Apparently, what Mustang drivers have been missing is a slickly packaged collection of rock-era classics turned into murmuring disco tunes by a production team called Thriller Jill. Road to Nowhere is named for the 1985 song by Talking Heads, those well-known drag-strip fanatics; that song was, like all these selections and as the CD advertises, "originally recorded on vinyl." When Volkswagen TV ads courted a similar if more Apple-esque demographic, they uncorked bratty Kings of Leon guitaristics. But Petrol—an Australian label just launching here but already operating internationally with slickly packaged collections of local- and genre-specific pop (sample titles: Greece and Ireland, Cocktail and Chill)—draws a more soothing bead on the modern/vintage continuum. The packaging evokes the casual sex of storybook mid-'60s Los Angeles, all those Mustangs and all those hot girls who lean on all those Mustangs' hoods. It's a portal to the sensuous world of flip-flops and cutoffs evoked by the 1968 Beach Boys tune "Do It Again," definitely included here.
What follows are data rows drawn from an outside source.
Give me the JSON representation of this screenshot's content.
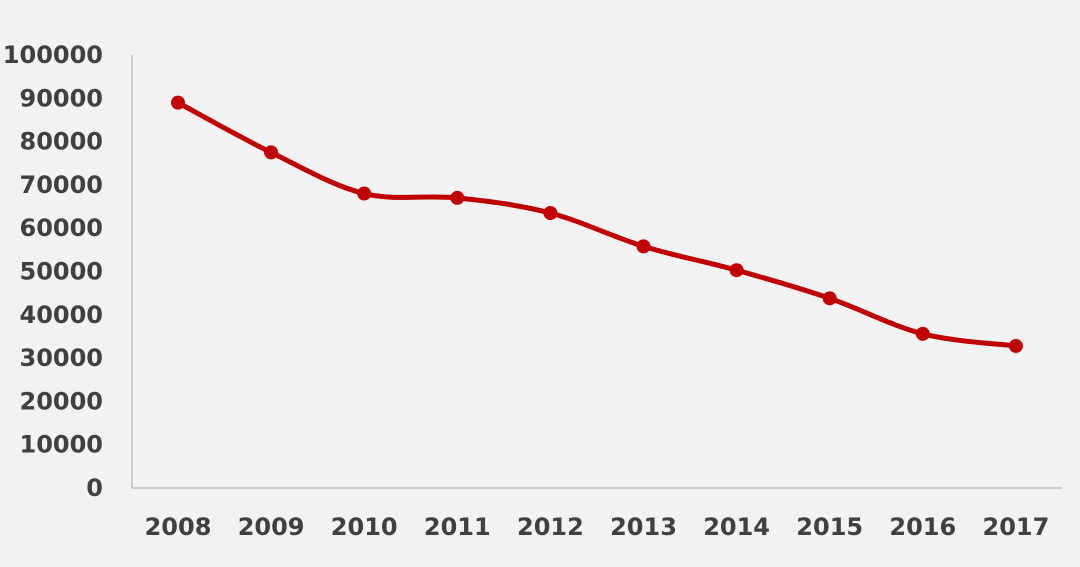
{
  "chart_data": {
    "type": "line",
    "title": "",
    "xlabel": "",
    "ylabel": "",
    "categories": [
      "2008",
      "2009",
      "2010",
      "2011",
      "2012",
      "2013",
      "2014",
      "2015",
      "2016",
      "2017"
    ],
    "series": [
      {
        "values": [
          89000,
          77500,
          68000,
          67000,
          63500,
          55800,
          50300,
          43800,
          35600,
          32800
        ],
        "color": "#c00000"
      }
    ],
    "ylim": [
      0,
      100000
    ],
    "yticks": [
      "0",
      "10000",
      "20000",
      "30000",
      "40000",
      "50000",
      "60000",
      "70000",
      "80000",
      "90000",
      "100000"
    ],
    "grid": false,
    "legend": "none",
    "axis_color": "#bfbfbf",
    "text_color": "#404040",
    "background": "#f2f2f2"
  }
}
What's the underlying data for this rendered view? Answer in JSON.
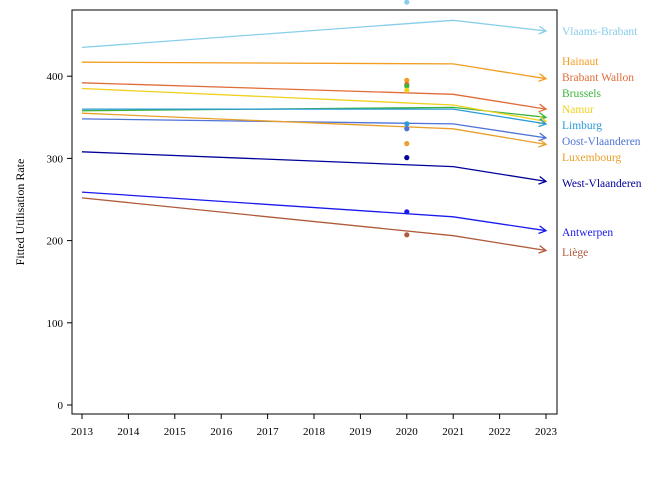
{
  "chart_data": {
    "type": "line",
    "title": "",
    "xlabel": "",
    "ylabel": "Fitted Utilisation Rate",
    "xlim": [
      2013,
      2023
    ],
    "ylim": [
      0,
      480
    ],
    "x_ticks": [
      "2013",
      "2014",
      "2015",
      "2016",
      "2017",
      "2018",
      "2019",
      "2020",
      "2021",
      "2022",
      "2023"
    ],
    "y_ticks": [
      "0",
      "100",
      "200",
      "300",
      "400"
    ],
    "grid": false,
    "legend": "right-end-labels",
    "x": [
      2013,
      2021,
      2023
    ],
    "series": [
      {
        "name": "Vlaams-Brabant",
        "color": "#87ceeb",
        "values": [
          435,
          468,
          455
        ],
        "point_2020": 490
      },
      {
        "name": "Hainaut",
        "color": "#f39c1f",
        "values": [
          417,
          415,
          397
        ],
        "point_2020": 395
      },
      {
        "name": "Brabant Wallon",
        "color": "#e06c38",
        "values": [
          392,
          378,
          360
        ],
        "point_2020": 390
      },
      {
        "name": "Brussels",
        "color": "#3cb43c",
        "values": [
          358,
          362,
          350
        ],
        "point_2020": 388
      },
      {
        "name": "Namur",
        "color": "#f0d020",
        "values": [
          385,
          365,
          345
        ],
        "point_2020": 383
      },
      {
        "name": "Limburg",
        "color": "#2a9ad8",
        "values": [
          360,
          360,
          342
        ],
        "point_2020": 342
      },
      {
        "name": "Oost-Vlaanderen",
        "color": "#4f73d6",
        "values": [
          348,
          342,
          325
        ],
        "point_2020": 336
      },
      {
        "name": "Luxembourg",
        "color": "#e8a02a",
        "values": [
          355,
          336,
          317
        ],
        "point_2020": 318
      },
      {
        "name": "West-Vlaanderen",
        "color": "#000099",
        "values": [
          308,
          290,
          272
        ],
        "point_2020": 301
      },
      {
        "name": "Antwerpen",
        "color": "#1a1aee",
        "values": [
          259,
          229,
          212
        ],
        "point_2020": 235
      },
      {
        "name": "Liège",
        "color": "#b05a3a",
        "values": [
          252,
          206,
          188
        ],
        "point_2020": 207
      }
    ]
  }
}
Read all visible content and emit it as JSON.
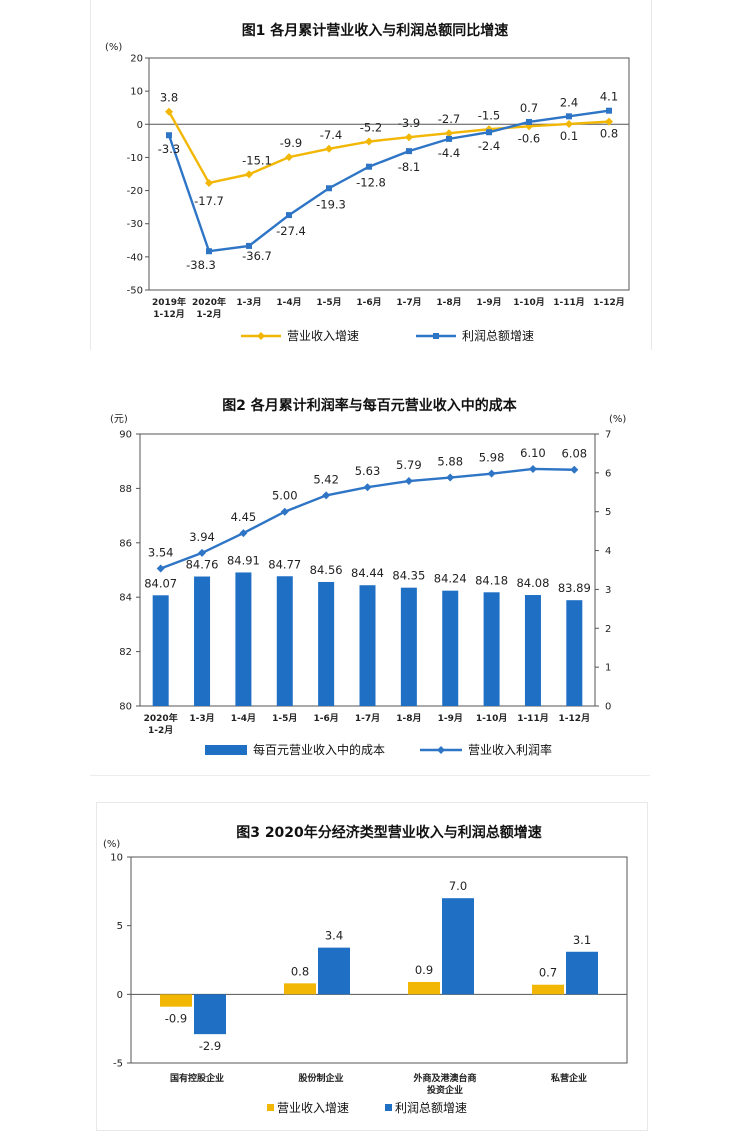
{
  "chart_data": [
    {
      "type": "line",
      "title": "图1  各月累计营业收入与利润总额同比增速",
      "ylabel": "(%)",
      "ylim": [
        -50,
        20
      ],
      "yticks": [
        "20",
        "10",
        "0",
        "-10",
        "-20",
        "-30",
        "-40",
        "-50"
      ],
      "categories": [
        [
          "2019年",
          "1-12月"
        ],
        [
          "2020年",
          "1-2月"
        ],
        [
          "1-3月"
        ],
        [
          "1-4月"
        ],
        [
          "1-5月"
        ],
        [
          "1-6月"
        ],
        [
          "1-7月"
        ],
        [
          "1-8月"
        ],
        [
          "1-9月"
        ],
        [
          "1-10月"
        ],
        [
          "1-11月"
        ],
        [
          "1-12月"
        ]
      ],
      "series": [
        {
          "name": "营业收入增速",
          "color": "#F2B705",
          "values": [
            3.8,
            -17.7,
            -15.1,
            -9.9,
            -7.4,
            -5.2,
            -3.9,
            -2.7,
            -1.5,
            -0.6,
            0.1,
            0.8
          ],
          "labels": [
            "3.8",
            "-17.7",
            "-15.1",
            "-9.9",
            "-7.4",
            "-5.2",
            "-3.9",
            "-2.7",
            "-1.5",
            "-0.6",
            "0.1",
            "0.8"
          ]
        },
        {
          "name": "利润总额增速",
          "color": "#2E75C6",
          "values": [
            -3.3,
            -38.3,
            -36.7,
            -27.4,
            -19.3,
            -12.8,
            -8.1,
            -4.4,
            -2.4,
            0.7,
            2.4,
            4.1
          ],
          "labels": [
            "-3.3",
            "-38.3",
            "-36.7",
            "-27.4",
            "-19.3",
            "-12.8",
            "-8.1",
            "-4.4",
            "-2.4",
            "0.7",
            "2.4",
            "4.1"
          ]
        }
      ]
    },
    {
      "type": "bar",
      "title": "图2  各月累计利润率与每百元营业收入中的成本",
      "ylabel_left": "(元)",
      "ylabel_right": "(%)",
      "ylim_left": [
        80,
        90
      ],
      "ylim_right": [
        0,
        7
      ],
      "yticks_left": [
        "90",
        "88",
        "86",
        "84",
        "82",
        "80"
      ],
      "yticks_right": [
        "7",
        "6",
        "5",
        "4",
        "3",
        "2",
        "1",
        "0"
      ],
      "categories": [
        [
          "2020年",
          "1-2月"
        ],
        [
          "1-3月"
        ],
        [
          "1-4月"
        ],
        [
          "1-5月"
        ],
        [
          "1-6月"
        ],
        [
          "1-7月"
        ],
        [
          "1-8月"
        ],
        [
          "1-9月"
        ],
        [
          "1-10月"
        ],
        [
          "1-11月"
        ],
        [
          "1-12月"
        ]
      ],
      "series": [
        {
          "name": "每百元营业收入中的成本",
          "kind": "bar",
          "axis": "left",
          "color": "#1F6FC5",
          "values": [
            84.07,
            84.76,
            84.91,
            84.77,
            84.56,
            84.44,
            84.35,
            84.24,
            84.18,
            84.08,
            83.89
          ],
          "labels": [
            "84.07",
            "84.76",
            "84.91",
            "84.77",
            "84.56",
            "84.44",
            "84.35",
            "84.24",
            "84.18",
            "84.08",
            "83.89"
          ]
        },
        {
          "name": "营业收入利润率",
          "kind": "line",
          "axis": "right",
          "color": "#2E75C6",
          "values": [
            3.54,
            3.94,
            4.45,
            5.0,
            5.42,
            5.63,
            5.79,
            5.88,
            5.98,
            6.1,
            6.08
          ],
          "labels": [
            "3.54",
            "3.94",
            "4.45",
            "5.00",
            "5.42",
            "5.63",
            "5.79",
            "5.88",
            "5.98",
            "6.10",
            "6.08"
          ]
        }
      ]
    },
    {
      "type": "bar",
      "title": "图3  2020年分经济类型营业收入与利润总额增速",
      "ylabel": "(%)",
      "ylim": [
        -5,
        10
      ],
      "yticks": [
        "10",
        "5",
        "0",
        "-5"
      ],
      "categories": [
        [
          "国有控股企业"
        ],
        [
          "股份制企业"
        ],
        [
          "外商及港澳台商",
          "投资企业"
        ],
        [
          "私营企业"
        ]
      ],
      "series": [
        {
          "name": "营业收入增速",
          "color": "#F2B705",
          "values": [
            -0.9,
            0.8,
            0.9,
            0.7
          ],
          "labels": [
            "-0.9",
            "0.8",
            "0.9",
            "0.7"
          ]
        },
        {
          "name": "利润总额增速",
          "color": "#1F6FC5",
          "values": [
            -2.9,
            3.4,
            7.0,
            3.1
          ],
          "labels": [
            "-2.9",
            "3.4",
            "7.0",
            "3.1"
          ]
        }
      ]
    }
  ]
}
That's where Roadtrip conceptually stays, but the sequence veers off to the East Coast and even London, revamping such tunes as Lou Reed's "Vicious" and Marianne Faithfull's "Broken English," the latter providing your usual Annette Funicello–Abercrombie & Fitch take on '70s German radicalism. Neil Young's sublime entreaties on "Cinnamon Girl," meanwhile, dissolve into nice noise for trips to the nail salon. Thriller Jill might have considered studying the Pet Shop Boys discofications of "Always on My Mind" or "Where the Streets Have No Name"—there, the rock-to-dance equation balances in such a way that new beats do more than just oddify the past and motor down marketing freeways.